Published: 21 February 2011



Rasagiline, a new drug developed to treat Parkinson's disease, is known to inhibit monoamine oxidase B. However, its metabolite R-(-)-aminoindan does not show this kind of activity. The present series of in vitro experiments using the rat hippocampal slice preparation deals with effects of both compounds on the pyramidal cell response after electric stimulation of the Schaffer Collaterals in comparison to selegiline, another MAO B inhibitor.


Stimulation of the Schaffer Collaterals by single stimuli (SS) or theta burst stimulation (TBS) resulted in stable responses of pyramidal cells measured as population spike amplitude (about 1 mV under control SS conditions or about 2 mV after TBS).

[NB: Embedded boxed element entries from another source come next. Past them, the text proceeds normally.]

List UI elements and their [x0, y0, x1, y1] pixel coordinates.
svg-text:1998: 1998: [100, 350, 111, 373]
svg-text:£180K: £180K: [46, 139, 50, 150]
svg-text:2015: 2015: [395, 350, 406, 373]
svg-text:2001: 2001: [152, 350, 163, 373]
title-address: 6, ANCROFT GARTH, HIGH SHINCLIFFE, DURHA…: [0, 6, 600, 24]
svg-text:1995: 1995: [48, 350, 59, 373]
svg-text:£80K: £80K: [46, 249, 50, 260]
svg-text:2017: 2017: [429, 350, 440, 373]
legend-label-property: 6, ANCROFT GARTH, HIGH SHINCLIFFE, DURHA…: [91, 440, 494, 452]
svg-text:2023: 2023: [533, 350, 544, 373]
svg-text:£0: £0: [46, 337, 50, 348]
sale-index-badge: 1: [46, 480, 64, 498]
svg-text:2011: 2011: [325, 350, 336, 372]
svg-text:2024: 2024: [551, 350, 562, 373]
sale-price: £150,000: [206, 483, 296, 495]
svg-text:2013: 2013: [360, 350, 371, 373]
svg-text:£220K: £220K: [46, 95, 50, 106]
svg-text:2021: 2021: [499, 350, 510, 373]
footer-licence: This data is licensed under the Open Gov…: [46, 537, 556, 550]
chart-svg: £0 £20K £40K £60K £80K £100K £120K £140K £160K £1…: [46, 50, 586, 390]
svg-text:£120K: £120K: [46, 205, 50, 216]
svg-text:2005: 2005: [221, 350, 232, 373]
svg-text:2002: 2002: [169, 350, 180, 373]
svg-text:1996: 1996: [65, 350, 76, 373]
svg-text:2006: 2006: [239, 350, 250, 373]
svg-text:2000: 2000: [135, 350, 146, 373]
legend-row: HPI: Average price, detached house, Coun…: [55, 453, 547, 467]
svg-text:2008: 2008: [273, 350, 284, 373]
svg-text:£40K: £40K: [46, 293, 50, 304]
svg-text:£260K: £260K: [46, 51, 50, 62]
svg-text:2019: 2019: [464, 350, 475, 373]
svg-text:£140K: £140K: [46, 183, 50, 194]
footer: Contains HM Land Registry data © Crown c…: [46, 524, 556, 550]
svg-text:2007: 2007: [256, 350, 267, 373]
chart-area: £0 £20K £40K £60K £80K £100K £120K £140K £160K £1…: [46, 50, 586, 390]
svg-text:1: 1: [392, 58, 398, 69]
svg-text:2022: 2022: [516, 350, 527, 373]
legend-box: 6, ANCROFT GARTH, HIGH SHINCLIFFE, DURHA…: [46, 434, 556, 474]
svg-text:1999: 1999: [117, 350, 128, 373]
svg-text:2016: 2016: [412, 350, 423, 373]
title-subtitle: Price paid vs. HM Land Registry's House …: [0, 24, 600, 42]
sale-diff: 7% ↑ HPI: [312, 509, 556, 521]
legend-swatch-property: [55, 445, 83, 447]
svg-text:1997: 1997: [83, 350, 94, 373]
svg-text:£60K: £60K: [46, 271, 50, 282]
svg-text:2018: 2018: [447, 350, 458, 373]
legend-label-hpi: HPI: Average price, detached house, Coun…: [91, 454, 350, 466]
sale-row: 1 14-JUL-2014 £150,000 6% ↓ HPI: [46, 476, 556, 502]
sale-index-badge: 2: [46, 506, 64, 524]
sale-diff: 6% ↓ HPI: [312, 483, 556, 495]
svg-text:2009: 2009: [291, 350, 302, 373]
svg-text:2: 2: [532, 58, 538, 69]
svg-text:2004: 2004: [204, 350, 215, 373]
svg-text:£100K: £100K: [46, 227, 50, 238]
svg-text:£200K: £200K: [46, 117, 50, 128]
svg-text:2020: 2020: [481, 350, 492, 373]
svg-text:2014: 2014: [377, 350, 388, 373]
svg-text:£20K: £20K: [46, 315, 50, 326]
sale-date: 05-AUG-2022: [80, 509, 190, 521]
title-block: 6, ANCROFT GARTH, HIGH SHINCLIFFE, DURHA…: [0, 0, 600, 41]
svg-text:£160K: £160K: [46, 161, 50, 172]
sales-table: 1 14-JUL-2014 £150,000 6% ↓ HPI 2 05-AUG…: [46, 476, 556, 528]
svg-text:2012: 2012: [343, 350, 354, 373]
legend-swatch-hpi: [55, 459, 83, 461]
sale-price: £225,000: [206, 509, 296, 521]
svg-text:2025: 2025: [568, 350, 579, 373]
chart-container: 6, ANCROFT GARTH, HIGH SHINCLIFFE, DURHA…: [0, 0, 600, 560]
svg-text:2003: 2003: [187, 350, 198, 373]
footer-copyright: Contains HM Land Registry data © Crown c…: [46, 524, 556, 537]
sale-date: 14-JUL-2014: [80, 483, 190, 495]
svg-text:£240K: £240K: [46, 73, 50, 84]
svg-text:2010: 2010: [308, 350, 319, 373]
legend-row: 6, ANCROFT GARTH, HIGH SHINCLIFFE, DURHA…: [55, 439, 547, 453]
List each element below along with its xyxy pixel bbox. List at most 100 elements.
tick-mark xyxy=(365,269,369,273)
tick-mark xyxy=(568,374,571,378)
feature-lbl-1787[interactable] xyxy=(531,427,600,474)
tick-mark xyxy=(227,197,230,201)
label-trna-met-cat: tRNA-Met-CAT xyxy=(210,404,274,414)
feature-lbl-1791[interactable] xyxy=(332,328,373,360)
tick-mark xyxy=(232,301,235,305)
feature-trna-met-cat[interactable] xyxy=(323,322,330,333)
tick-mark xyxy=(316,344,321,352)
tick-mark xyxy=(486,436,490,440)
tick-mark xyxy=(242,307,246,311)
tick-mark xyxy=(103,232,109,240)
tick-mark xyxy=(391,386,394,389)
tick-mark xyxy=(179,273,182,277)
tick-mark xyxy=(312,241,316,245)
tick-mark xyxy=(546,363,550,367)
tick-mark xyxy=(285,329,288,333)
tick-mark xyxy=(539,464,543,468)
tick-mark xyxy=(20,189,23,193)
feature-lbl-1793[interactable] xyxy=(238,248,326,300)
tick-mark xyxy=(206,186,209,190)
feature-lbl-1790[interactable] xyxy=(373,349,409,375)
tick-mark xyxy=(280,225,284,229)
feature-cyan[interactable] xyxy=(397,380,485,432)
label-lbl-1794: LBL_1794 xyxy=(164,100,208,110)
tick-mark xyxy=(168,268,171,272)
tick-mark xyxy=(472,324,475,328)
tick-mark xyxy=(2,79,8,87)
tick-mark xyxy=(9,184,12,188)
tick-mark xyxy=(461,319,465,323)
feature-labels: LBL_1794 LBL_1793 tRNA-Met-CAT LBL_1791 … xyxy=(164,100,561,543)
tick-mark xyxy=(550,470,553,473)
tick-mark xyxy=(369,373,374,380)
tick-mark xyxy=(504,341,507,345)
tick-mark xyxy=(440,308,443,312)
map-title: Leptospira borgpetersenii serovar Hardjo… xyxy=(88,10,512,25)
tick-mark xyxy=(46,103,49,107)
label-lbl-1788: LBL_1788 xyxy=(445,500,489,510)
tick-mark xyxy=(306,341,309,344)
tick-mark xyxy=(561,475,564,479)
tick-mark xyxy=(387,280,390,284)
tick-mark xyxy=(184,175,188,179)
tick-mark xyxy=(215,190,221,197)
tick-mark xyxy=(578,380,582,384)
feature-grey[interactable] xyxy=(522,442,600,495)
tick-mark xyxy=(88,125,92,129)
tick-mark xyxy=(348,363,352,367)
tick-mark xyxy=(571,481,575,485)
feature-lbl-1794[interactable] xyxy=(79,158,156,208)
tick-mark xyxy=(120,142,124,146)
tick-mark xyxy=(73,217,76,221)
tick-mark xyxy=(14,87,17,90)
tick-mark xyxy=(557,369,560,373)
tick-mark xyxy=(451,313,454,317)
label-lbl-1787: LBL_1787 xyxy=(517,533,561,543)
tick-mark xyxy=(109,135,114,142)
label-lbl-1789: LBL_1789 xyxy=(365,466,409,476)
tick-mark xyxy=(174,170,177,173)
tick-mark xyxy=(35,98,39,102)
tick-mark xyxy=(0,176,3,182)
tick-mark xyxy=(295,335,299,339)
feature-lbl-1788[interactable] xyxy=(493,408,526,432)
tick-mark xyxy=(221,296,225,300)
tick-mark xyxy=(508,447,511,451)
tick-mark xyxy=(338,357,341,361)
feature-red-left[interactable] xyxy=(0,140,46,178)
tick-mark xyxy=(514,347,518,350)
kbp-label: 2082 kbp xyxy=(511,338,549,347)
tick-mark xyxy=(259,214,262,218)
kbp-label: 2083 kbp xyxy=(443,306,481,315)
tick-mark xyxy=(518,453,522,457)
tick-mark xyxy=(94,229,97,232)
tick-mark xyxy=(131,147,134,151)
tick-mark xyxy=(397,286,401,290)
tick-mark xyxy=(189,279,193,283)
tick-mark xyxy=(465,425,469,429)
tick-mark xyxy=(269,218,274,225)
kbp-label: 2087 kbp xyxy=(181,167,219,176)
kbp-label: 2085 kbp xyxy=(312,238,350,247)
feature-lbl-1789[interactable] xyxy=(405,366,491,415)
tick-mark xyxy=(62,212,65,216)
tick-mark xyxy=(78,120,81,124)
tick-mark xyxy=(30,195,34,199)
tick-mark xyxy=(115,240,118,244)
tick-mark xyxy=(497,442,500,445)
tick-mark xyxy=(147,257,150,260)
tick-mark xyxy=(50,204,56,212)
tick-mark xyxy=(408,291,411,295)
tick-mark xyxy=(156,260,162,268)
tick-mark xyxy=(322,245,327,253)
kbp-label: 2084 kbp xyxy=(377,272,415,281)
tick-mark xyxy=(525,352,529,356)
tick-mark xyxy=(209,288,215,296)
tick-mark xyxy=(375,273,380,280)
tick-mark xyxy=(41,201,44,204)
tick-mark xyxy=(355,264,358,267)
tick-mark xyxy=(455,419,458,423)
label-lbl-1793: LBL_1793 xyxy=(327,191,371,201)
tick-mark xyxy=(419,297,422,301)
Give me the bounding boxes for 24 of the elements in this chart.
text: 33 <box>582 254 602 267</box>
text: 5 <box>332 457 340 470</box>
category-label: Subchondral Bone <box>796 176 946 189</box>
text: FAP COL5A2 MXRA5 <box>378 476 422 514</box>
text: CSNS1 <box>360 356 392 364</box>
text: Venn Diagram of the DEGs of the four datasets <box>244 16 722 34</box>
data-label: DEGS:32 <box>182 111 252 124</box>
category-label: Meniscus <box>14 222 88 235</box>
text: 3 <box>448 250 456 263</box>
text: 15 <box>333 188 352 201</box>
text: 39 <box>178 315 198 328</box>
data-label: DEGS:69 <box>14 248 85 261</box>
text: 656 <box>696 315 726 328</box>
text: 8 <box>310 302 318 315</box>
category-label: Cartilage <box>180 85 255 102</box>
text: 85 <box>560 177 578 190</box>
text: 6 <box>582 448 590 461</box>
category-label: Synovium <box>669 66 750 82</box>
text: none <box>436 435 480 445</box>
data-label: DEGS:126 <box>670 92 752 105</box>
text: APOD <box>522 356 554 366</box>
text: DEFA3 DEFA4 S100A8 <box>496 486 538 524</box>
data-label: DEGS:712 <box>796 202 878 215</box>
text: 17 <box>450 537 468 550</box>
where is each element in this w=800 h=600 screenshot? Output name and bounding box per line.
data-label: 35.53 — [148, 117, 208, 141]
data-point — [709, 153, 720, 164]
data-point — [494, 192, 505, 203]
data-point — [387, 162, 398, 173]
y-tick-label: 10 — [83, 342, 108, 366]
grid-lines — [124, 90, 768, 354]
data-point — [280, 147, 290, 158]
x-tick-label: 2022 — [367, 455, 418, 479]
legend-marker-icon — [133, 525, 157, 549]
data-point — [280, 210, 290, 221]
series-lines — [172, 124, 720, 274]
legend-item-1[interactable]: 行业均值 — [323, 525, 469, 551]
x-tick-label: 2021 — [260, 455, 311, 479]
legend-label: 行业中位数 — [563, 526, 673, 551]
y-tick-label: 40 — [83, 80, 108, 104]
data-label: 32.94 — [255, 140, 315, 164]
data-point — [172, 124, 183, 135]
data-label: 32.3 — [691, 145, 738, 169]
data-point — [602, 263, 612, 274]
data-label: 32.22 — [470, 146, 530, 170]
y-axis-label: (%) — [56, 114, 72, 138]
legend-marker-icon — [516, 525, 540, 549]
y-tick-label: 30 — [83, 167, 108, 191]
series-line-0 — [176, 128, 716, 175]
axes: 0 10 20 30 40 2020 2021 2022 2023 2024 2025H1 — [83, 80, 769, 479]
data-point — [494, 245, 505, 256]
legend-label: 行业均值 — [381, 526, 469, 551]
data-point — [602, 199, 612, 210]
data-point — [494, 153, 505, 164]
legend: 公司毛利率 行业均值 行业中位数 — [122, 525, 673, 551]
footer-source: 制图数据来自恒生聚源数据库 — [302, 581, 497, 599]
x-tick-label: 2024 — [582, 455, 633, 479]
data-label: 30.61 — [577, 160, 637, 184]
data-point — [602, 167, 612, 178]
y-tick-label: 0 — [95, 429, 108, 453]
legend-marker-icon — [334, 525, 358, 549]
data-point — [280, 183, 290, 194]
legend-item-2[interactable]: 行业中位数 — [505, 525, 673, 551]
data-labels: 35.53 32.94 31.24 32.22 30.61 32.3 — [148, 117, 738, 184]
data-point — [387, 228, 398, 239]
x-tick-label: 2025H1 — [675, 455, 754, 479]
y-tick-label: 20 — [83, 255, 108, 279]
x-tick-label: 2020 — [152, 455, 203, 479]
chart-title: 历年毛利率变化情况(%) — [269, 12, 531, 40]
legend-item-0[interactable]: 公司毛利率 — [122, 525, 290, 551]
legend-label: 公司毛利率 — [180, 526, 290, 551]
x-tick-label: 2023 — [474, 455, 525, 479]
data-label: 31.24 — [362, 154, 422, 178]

During the first series, this response was attenuated in the presence of rasagiline and aminoindan-to a lesser degree of selegiline-in a concentration dependent manner (5-50 μM) after single stimuli as well as under TBS. During oxygen/glucose deprivation for 10 min the amplitude of the population spike breaks down by 75%. The presence of rasagiline and aminoindan, but rarely the presence of selegiline, prevented this break down. Following glutamate receptor mediated enhancements of neuronal transmission in a second series of experiments very clear differences could be observed in comparison to the action of selegiline: NMDA receptor, AMPA receptor as well as metabotropic glutamate receptor mediated increases of transmission were concentration dependently

    (0,3 - 2 μM)
antagonized by rasagiline and aminoindan, but not by selegiline. On the opposite, only selegiline attenuated
ainate receptor mediated increases of excitability. Thus, both monoamino oxidase (MAO) B inhibitors show attenuation of glutamatergic transmission in the hippocampus but interfere with different receptor mediated excitatory modulations at low concentrations.


Since aminoindan does not induce MAO B inhibition, these effects must be regarded as being independent from MAO B inhibition. The results provide strong evidence for a neuroprotective activity of rasagiline and aminoindan in concert with an extended clinical indication into the direction of other diseases like Alzheimer's disease or stroke.